The arms of spiral galaxies form without any giant gravitational fields to shepherd them, but models of protoplanetary disks indicate apparently similar structures should require a planetary initiator. This then influences the way smaller objects coalesce – Jupiter probably shaped the Earth and other inner planets this way. A possible planet, MWC 758b, was discovered in 2018, but subsequent observations failed to confirm it. The lack of a shepherding planet has been such a troubling problem that several papers have been written trying to work out where it is lurking after a decade of observations.
The discovery was finally made using the Large Binocular Telescope (LBT) Interferometer at Mount Graham, Arizona. The LBTI is unusual among Earth-based telescopes in that it can see well into the infrared, as well as at optical wavelengths.

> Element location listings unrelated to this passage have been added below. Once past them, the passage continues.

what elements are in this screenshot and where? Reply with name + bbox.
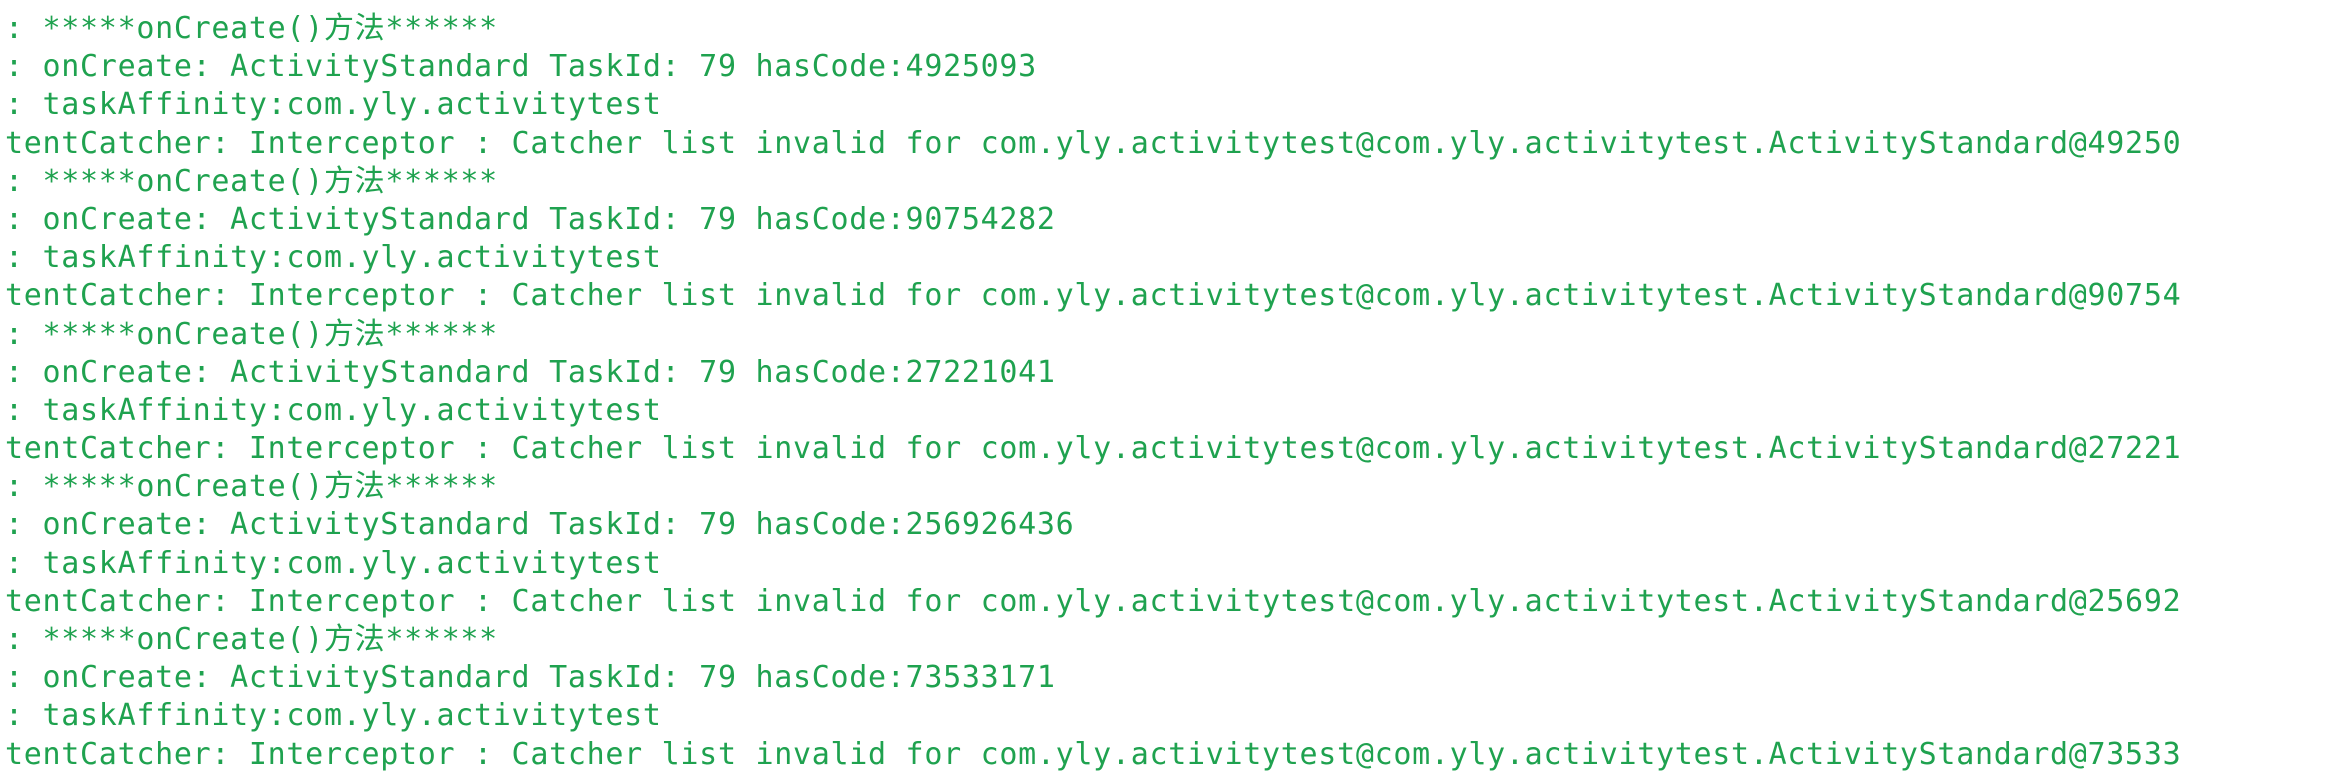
log-line: : *****onCreate()方法****** <box>5 316 498 352</box>
log-line: tentCatcher: Interceptor : Catcher list … <box>5 431 2182 467</box>
log-line: : onCreate: ActivityStandard TaskId: 79 … <box>5 660 1056 696</box>
log-line: : taskAffinity:com.yly.activitytest <box>5 392 662 428</box>
log-line: tentCatcher: Interceptor : Catcher list … <box>5 736 2182 772</box>
log-line: : taskAffinity:com.yly.activitytest <box>5 545 662 581</box>
log-line: : *****onCreate()方法****** <box>5 622 498 657</box>
log-line: tentCatcher: Interceptor : Catcher list … <box>5 125 2182 161</box>
log-line: tentCatcher: Interceptor : Catcher list … <box>5 278 2182 314</box>
logcat-output[interactable]: : *****onCreate()方法****** : onCreate: Ac… <box>0 0 2326 778</box>
log-line: : *****onCreate()方法****** <box>5 11 498 46</box>
log-line-cut-off <box>0 0 2326 10</box>
log-line: : taskAffinity:com.yly.activitytest <box>5 240 662 276</box>
log-line: : onCreate: ActivityStandard TaskId: 79 … <box>5 49 1037 85</box>
log-line: : onCreate: ActivityStandard TaskId: 79 … <box>5 354 1056 390</box>
log-line: tentCatcher: Interceptor : Catcher list … <box>5 583 2182 619</box>
log-line: : *****onCreate()方法****** <box>5 163 498 199</box>
log-line: : *****onCreate()方法****** <box>5 469 498 505</box>
log-line: : taskAffinity:com.yly.activitytest <box>5 87 662 123</box>
log-line: : taskAffinity:com.yly.activitytest <box>5 698 662 734</box>
log-line: : onCreate: ActivityStandard TaskId: 79 … <box>5 201 1056 237</box>
log-line: : onCreate: ActivityStandard TaskId: 79 … <box>5 507 1075 543</box>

In visible light, a planet like this one is so outshone by its star we have little hope of seeing it. However, in the infrared, the difference is less dramatic. This has allowed us to spot a number of newly-formed giant planets still hot from their formation.
Large Binocular Telescope Interferometer (LBTI) image of MWC 758 system in infrared wavelengths. C points to the suspected planet MWC 758c, thought to be driving the formation of at least one of the spiral arms.

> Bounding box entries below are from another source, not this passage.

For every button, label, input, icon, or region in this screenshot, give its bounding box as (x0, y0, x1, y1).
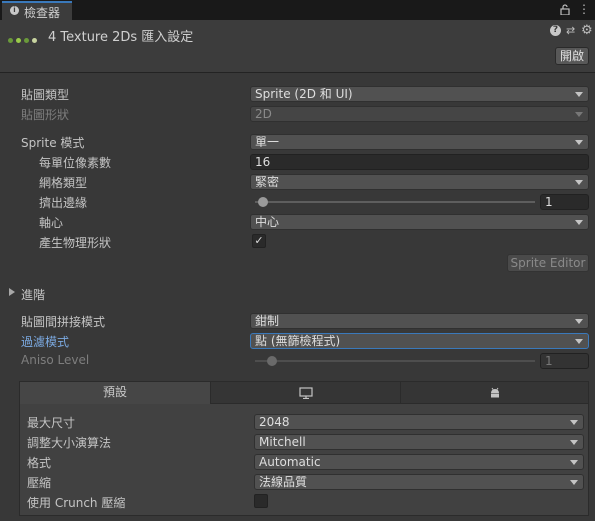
physics-shape-checkbox[interactable]: ✓ (252, 234, 266, 248)
chevron-down-icon (570, 440, 578, 445)
pivot-dropdown[interactable]: 中心 (250, 214, 589, 230)
crunch-compression-label: 使用 Crunch 壓縮 (27, 496, 126, 510)
chevron-down-icon (570, 460, 578, 465)
tab-standalone[interactable] (211, 382, 401, 404)
wrap-mode-dropdown[interactable]: 鉗制 (250, 313, 589, 329)
page-title: 4 Texture 2Ds 匯入設定 (48, 30, 194, 45)
mesh-type-label: 網格類型 (39, 176, 88, 190)
filter-mode-label: 過濾模式 (21, 335, 70, 349)
texture-shape-dropdown: 2D (250, 106, 589, 122)
chevron-down-icon (575, 112, 583, 117)
crunch-compression-checkbox[interactable] (254, 494, 268, 508)
extrude-edges-slider-track[interactable] (255, 201, 535, 203)
lock-icon[interactable] (560, 4, 570, 15)
open-button[interactable]: 開啟 (555, 47, 589, 65)
format-dropdown[interactable]: Automatic (254, 454, 584, 470)
advanced-foldout-label[interactable]: 進階 (21, 286, 45, 303)
chevron-down-icon (575, 319, 583, 324)
resize-algorithm-label: 調整大小演算法 (27, 436, 112, 450)
settings-icon[interactable]: ⚙ (581, 23, 593, 38)
help-icon[interactable]: ? (550, 25, 561, 36)
preset-icon[interactable]: ⇄ (566, 24, 575, 37)
aniso-level-label: Aniso Level (21, 353, 90, 367)
window-tab-bar (0, 0, 595, 20)
texture-thumbnails-icon (8, 37, 42, 45)
extrude-edges-field[interactable]: 1 (540, 194, 589, 210)
mesh-type-value: 緊密 (255, 175, 280, 189)
resize-algorithm-value: Mitchell (259, 435, 306, 449)
inspector-tab-label: 檢查器 (24, 6, 61, 20)
extrude-edges-label: 擠出邊緣 (39, 196, 88, 210)
format-value: Automatic (259, 455, 321, 469)
sprite-editor-button[interactable]: Sprite Editor (507, 254, 589, 272)
compression-value: 法線品質 (259, 475, 308, 489)
chevron-down-icon (575, 220, 583, 225)
filter-mode-value: 點 (無篩檢程式) (255, 334, 341, 348)
max-size-value: 2048 (259, 415, 290, 429)
sprite-mode-dropdown[interactable]: 單一 (250, 134, 589, 150)
texture-type-value: Sprite (2D 和 UI) (255, 87, 353, 101)
info-icon: i (10, 6, 19, 15)
max-size-label: 最大尺寸 (27, 416, 76, 430)
texture-type-dropdown[interactable]: Sprite (2D 和 UI) (250, 86, 589, 102)
wrap-mode-value: 鉗制 (255, 314, 280, 328)
foldout-arrow-icon[interactable] (9, 288, 15, 296)
monitor-icon (298, 387, 313, 400)
pivot-label: 軸心 (39, 216, 64, 230)
tab-default-label: 預設 (102, 385, 127, 399)
more-options-icon[interactable]: ⋮ (578, 2, 590, 16)
compression-label: 壓縮 (27, 476, 52, 490)
tab-android[interactable] (401, 382, 588, 404)
max-size-dropdown[interactable]: 2048 (254, 414, 584, 430)
pivot-value: 中心 (255, 215, 280, 229)
texture-shape-label: 貼圖形狀 (21, 108, 70, 122)
extrude-edges-slider-handle[interactable] (258, 197, 268, 207)
mesh-type-dropdown[interactable]: 緊密 (250, 174, 589, 190)
sprite-mode-label: Sprite 模式 (21, 136, 85, 150)
chevron-down-icon (575, 339, 583, 344)
chevron-down-icon (575, 140, 583, 145)
pixels-per-unit-field[interactable]: 16 (250, 154, 589, 170)
compression-dropdown[interactable]: 法線品質 (254, 474, 584, 490)
android-icon (490, 387, 499, 398)
format-label: 格式 (27, 456, 52, 470)
pixels-per-unit-label: 每單位像素數 (39, 156, 112, 170)
texture-type-label: 貼圖類型 (21, 88, 70, 102)
chevron-down-icon (570, 420, 578, 425)
wrap-mode-label: 貼圖間拼接模式 (21, 315, 106, 329)
physics-shape-label: 產生物理形狀 (39, 236, 112, 250)
header-divider (0, 72, 595, 73)
inspector-tab[interactable]: i 檢查器 (2, 1, 72, 20)
filter-mode-dropdown[interactable]: 點 (無篩檢程式) (250, 333, 589, 349)
chevron-down-icon (575, 92, 583, 97)
sprite-mode-value: 單一 (255, 135, 280, 149)
chevron-down-icon (570, 480, 578, 485)
tab-default[interactable]: 預設 (20, 382, 211, 404)
aniso-level-slider-handle (267, 356, 277, 366)
resize-algorithm-dropdown[interactable]: Mitchell (254, 434, 584, 450)
texture-shape-value: 2D (255, 107, 272, 121)
aniso-level-slider-track (255, 360, 535, 362)
chevron-down-icon (575, 180, 583, 185)
aniso-level-field: 1 (540, 353, 589, 369)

Image Credit: K. Wagner et al.
To see MWC 758c, however, the authors had to look at longer wavelengths than has been required for other such emerging planets. It doesn’t get bright until even further into the infrared than any planet we have seen before, and its discoverers want to know why.
“We propose two different models for why this planet is brighter at longer wavelengths,” said Dr Steve Ertel of the University of Arizona in a statement. “Either this is a planet with a colder temperature than expected, or it is a planet that’s still hot from its formation, and it happens to be enshrouded by dust.” Dust absorbs shorter wavelengths more than longer ones, and makes objects look redder than they are.
If MWC 785c is cold (relatively speaking, the light is consistent with being about 200°C (392°F)) it would upset much of what we think we know about planet formation. It might also offer a chance to study carbon chemistry in a planet cold enough to have water clouds in its atmosphere.
Being surrounded by dust would be less surprising, but interesting in a different way. Some of the encircling dust might end up settling on MWC 758c and making it larger, but some could go into forming moons like Jupiter’s big four. It would be exciting to be able to watch the process in action.
Time has been granted on the JWST in 2024 to look at MWC 758 and hopefully settle the question.
The paper is published in Nature Astronomy.